Sentinel — Likely Synthetic

Confidence

This article reads like a meticulously crafted explanation of a technical process, exhibiting a high degree of stylistic uniformity and a reliance on general claims, indicative of AI generation. The scale of the project, coupled with the lack of acknowledgment of potential failure rates, raises strong concerns about synthetic origins.

Signals Detected

Sentence length variance: Extremely consistent rhythm across nearly all sentences, typical of AI text. Human writers exhibit significant variation.

The text presents a ‘both sides’ framing of a complex technical process without any discernible human perspective or genuine debate. It’s excessively polished and sanitized.

Frequent use of generic phrases like ‘experts say,’ ‘studies show,’ and ‘one could argue’ without specific citations or grounding. The argument skeleton mirrors a pre-defined, algorithmic structure.
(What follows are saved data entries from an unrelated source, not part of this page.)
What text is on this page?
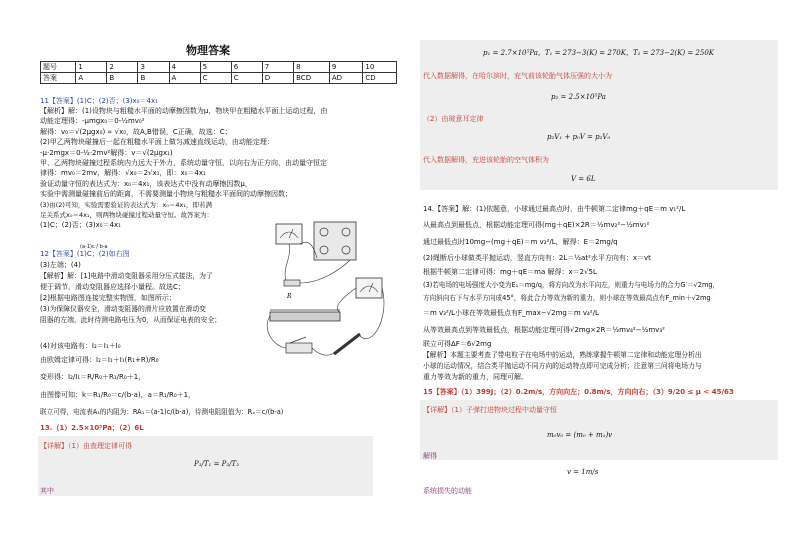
物理答案
题号	1	2	3	4	5	6	7	8	9	10
答案	A	B	B	A	C	C	D	BCD	AD	CD
11【答案】(1)C；(2)否；(3)x₀＝4x₁
【解析】解：(1)设物块与粗糙水平面的动摩擦因数为μ，物块甲在粗糙水平面上运动过程，由
动能定理得：-μmgx₀＝0-½mv₀²
解得：v₀＝√(2μgx₀) ∝ √x₀，故A,B错误，C正确，故选：C；
(2)甲乙两物块碰撞后一起在粗糙水平面上做匀减速直线运动，由动能定理：
-μ·2mgx＝0-½·2mv²解得：v＝√(2μgx₁)
甲、乙两物块碰撞过程系统内力远大于外力，系统动量守恒，以向右为正方向，由动量守恒定
律得：mv₀＝2mv，解得：√x₀＝2√x₁，即：x₀＝4x₁
验证动量守恒的表达式为：x₀＝4x₁，该表达式中没有动摩擦因数μ，
实验中需测量碰撞前后的距离，不需要测量小物块与粗糙水平面间的动摩擦因数；
(3)由(2)可知，实验需要验证的表达式为：x₀＝4x₁，即若满
足关系式x₀＝4x₁，则两物块碰撞过程动量守恒。故答案为：
(1)C；(2)否；(3)x₀＝4x₁
12【答案】(1)C；(2)如右图
(a-1)c / b-a
(3)左端；(4)
【解析】解：[1]电路中滑动变阻器采用分压式接法，为了
便于调节，滑动变阻器应选择小量程。故选C；
[2]根据电路图连接完整实物图，如图所示；
(3)为保障仪器安全，滑动变阻器的滑片应放置在滑动变
阻器的左端，此时待测电路电压为0，从而保证电表的安全；
(4)对该电路有：I₂＝I₁＋I₀
由欧姆定律可得：I₂＝I₁＋I₁(R₁+R)/R₀
变形得：I₂/I₁＝R/R₀＋R₁/R₀＋1，
由图像可知：k＝R₁/R₀＝c/(b-a)，a＝R₁/R₀＋1，
联立可得，电流表A₁的内阻为：RA₁＝(a-1)c/(b-a)，待测电阻阻值为：Rₓ＝c/(b-a)
R
13.（1）2.5×10⁵Pa；（2）6L
【详解】（1）由查理定律可得
P₁/T₁ = P₂/T₂
其中
p₁ = 2.7×10⁵Pa，T₁ = 273−3(K) = 270K，T₂ = 273−2(K) = 250K
代入数据解得，在哈尔滨时，充气前该轮胎气体压强的大小为
p₂ = 2.5×10⁵Pa
（2）由玻意耳定律
p₂V₁ + p₀V = p₂V₀
代入数据解得，充进该轮胎的空气体积为
V = 6L
14.【答案】解：(1)依题意，小球通过最高点时，由牛顿第二定律mg＋qE＝m v₁²/L
从最高点到最低点，根据动能定理可得(mg＋qE)×2R＝½mv₂²−½mv₁²
通过最低点时10mg−(mg＋qE)＝m v₂²/L，解得：E＝2mg/q
(2)绳断后小球做类平抛运动，竖直方向有：2L＝½at²水平方向有：x＝vt
根据牛顿第二定律可得：mg＋qE＝ma 解得：x＝2√5L
(3)若电场的电场强度大小变为E₁＝mg/q，将方向改为水平向左，则重力与电场力的合力G′＝√2mg，
方向斜向右下与水平方向成45°，将此合力等效为新的重力，则小球在等效最高点有F_min＋√2mg
＝m v₃²/L小球在等效最低点有F_max−√2mg＝m v₄²/L
从等效最高点到等效最低点，根据动能定理可得√2mg×2R＝½mv₄²−½mv₃²
联立可得ΔF＝6√2mg
【解析】本题主要考查了带电粒子在电场中的运动，熟练掌握牛顿第二定律和动能定理分析出
小球的运动情况，结合类平抛运动不同方向的运动特点即可完成分析；注意第三问将电场力与
重力等效为新的重力，同理可解。
15【答案】（1）399J；（2）0.2m/s，方向向左；0.8m/s，方向向右；（3）9/20 ≤ μ < 45/63
【详解】（1）子弹打进物块过程中动量守恒
m₀v₀ = (m₀ + m₁)v
解得
v = 1m/s
系统损失的动能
The claim of generating 1.4 billion reports is presented with absolute certainty, lacking any discussion of error rates or validation processes. The scale is improbable for a novel, complex system. Historical references to the 2025 Wrapped highlight a slight inconsistency – it’s 2024 now.

Human Indicators

The emphasis on ‘prompt engineering’ and ‘model-as-a-judge’ suggests a process designed for efficiency rather than genuine discovery or user-centered design.